CHAMPAIGN, Ill. — By broadening access to higher education in their local geographic area, regional public universities increase the economic and social mobility of the residents in their counties, says new research co-written by a team of University of Illinois Urbana-Champaign economists.
As the backbone of the U.S. higher education system, regional public universities enroll roughly 40% of all undergraduate degree-seeking students, many from disproportionately lower-income families compared with other four-year public universities. Regional public universities not only increase college attainment among people growing up in the county, they also increase high school graduation rates and other metrics of economic and social well-being such as employment, household income, marriage and geographic mobility, said Russell Weinstein, a professor of labor and employment relations and of economics at Illinois.
“Regional public universities have positive effects on local economic and social mobility,” Weinstein said. “For people who grow up around a regional public university, we found a host of positive knock-on effects, especially for children from lower-income families.”
Weinstein’s co-author is Greg Howard, a professor of economics at Illinois.
A central part of the mission of regional public universities has been to increase access to higher education by locating near potential students, being less selective and charging lower tuition – and they’re more reliant on state funding and tuition than large land-grant universities and pricier private schools, Weinstein said.
“When legislators are thinking about allocating funding for regional public universities, it’s important for them to know just how many benefits they provide to students in the surrounding community,” he said.
To investigate whether regional public universities increase nearby children’s educational attainment and economic mobility, the researchers compared the historical assignment of what were once called “normal schools” – that is, schools that were established by the state government to educate elementary school teachers in the late 19th and early 20th centuries – to the placement of state-funded mental asylums as well as other data in order to pinpoint the effects of regional universities on the social mobility of nearby children.
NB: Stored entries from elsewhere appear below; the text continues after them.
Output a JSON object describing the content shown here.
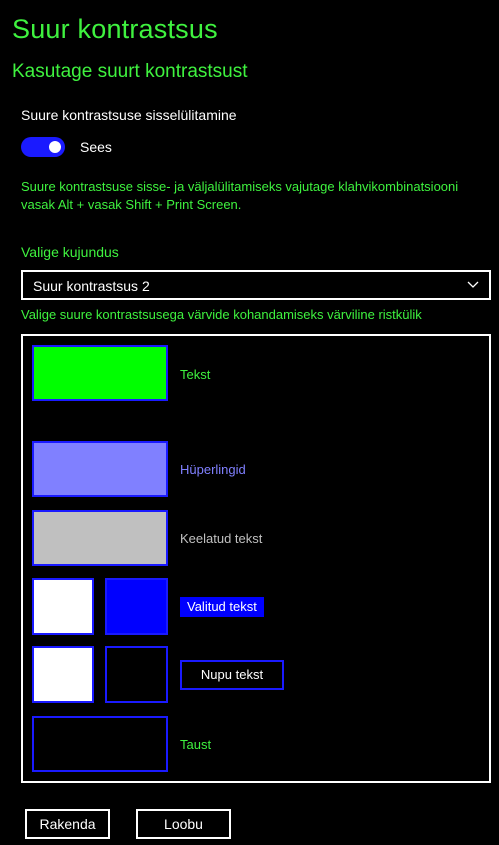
{
  "page": {
    "title": "Suur kontrastsus",
    "subtitle": "Kasutage suurt kontrastsust"
  },
  "toggle": {
    "label": "Suure kontrastsuse sisselülitamine",
    "state": "Sees",
    "on": true
  },
  "help_text": "Suure kontrastsuse sisse- ja väljalülitamiseks vajutage klahvikombinatsiooni vasak Alt + vasak Shift + Print Screen.",
  "theme": {
    "label": "Valige kujundus",
    "selected": "Suur kontrastsus 2"
  },
  "swatches": {
    "label": "Valige suure kontrastsusega värvide kohandamiseks värviline ristkülik",
    "items": [
      {
        "label": "Tekst",
        "color": "#00ff00",
        "label_color": "#3ff23f"
      },
      {
        "label": "Hüperlingid",
        "color": "#8080ff",
        "label_color": "#8080ff"
      },
      {
        "label": "Keelatud tekst",
        "color": "#c0c0c0",
        "label_color": "#c0c0c0"
      },
      {
        "label": "Valitud tekst",
        "fg": "#ffffff",
        "bg": "#0000ff"
      },
      {
        "label": "Nupu tekst",
        "fg": "#ffffff",
        "bg": "#000000"
      },
      {
        "label": "Taust",
        "color": "#000000",
        "label_color": "#3ff23f"
      }
    ]
  },
  "buttons": {
    "apply": "Rakenda",
    "cancel": "Loobu"
  },
  "colors": {
    "accent": "#3ff23f",
    "toggle": "#1a1aff",
    "swatch_border": "#1a1aff"
  }
}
Most normal schools eventually evolved into regional universities, the researchers said, while most state-funded mental asylums were converted into psychiatric hospitals or other rehabilitative facilities.
The researchers found that children from normal-school counties received more education and had better economic and social outcomes than children from counties that originally received state-funded mental asylums – and the effects were largest for children from lower-income families, according to the paper.
“For example, children whose parental income was at the 25th percentile – regional public universities raised the fraction of those children with a four-year college degree by more than 8%,” Howard said. “In addition, regional public universities improved the fraction of children in the county who are employed in their mid-30s as well as their income percentiles, with effects concentrated among children from lower-income families.”
The effects can be attributed to regional public universities’ impact on individuals, rather than reflecting an influx of high-mobility individuals to the region, the researchers said.
“I think it’s particularly interesting and relevant, given that these regional public universities were established in the mid-20th century for the purpose of improving the educational outcomes of people in their local areas,” Weinstein said. “All these years later they’re having this effect, which is important for evaluating the impacts of these types of universities as well as thinking about the downstream effects that they have on their communities.”
The study also helps quantify the benefit of public funding for regional universities and higher education in general, and points to the continued role of “geographic frictions” in college attendance and economic mobility, Weinstein said.
“We’re identifying an effect on people who grew up in these counties relative to people who grew up in the same state but weren’t near a regional public university,” he said. “One of the policy questions raised by this research is whether students outside of the immediate geographic boundaries of the regional public universities would benefit from more outreach.”
A working paper of this research was released by the IZA Institute of Labor Economics.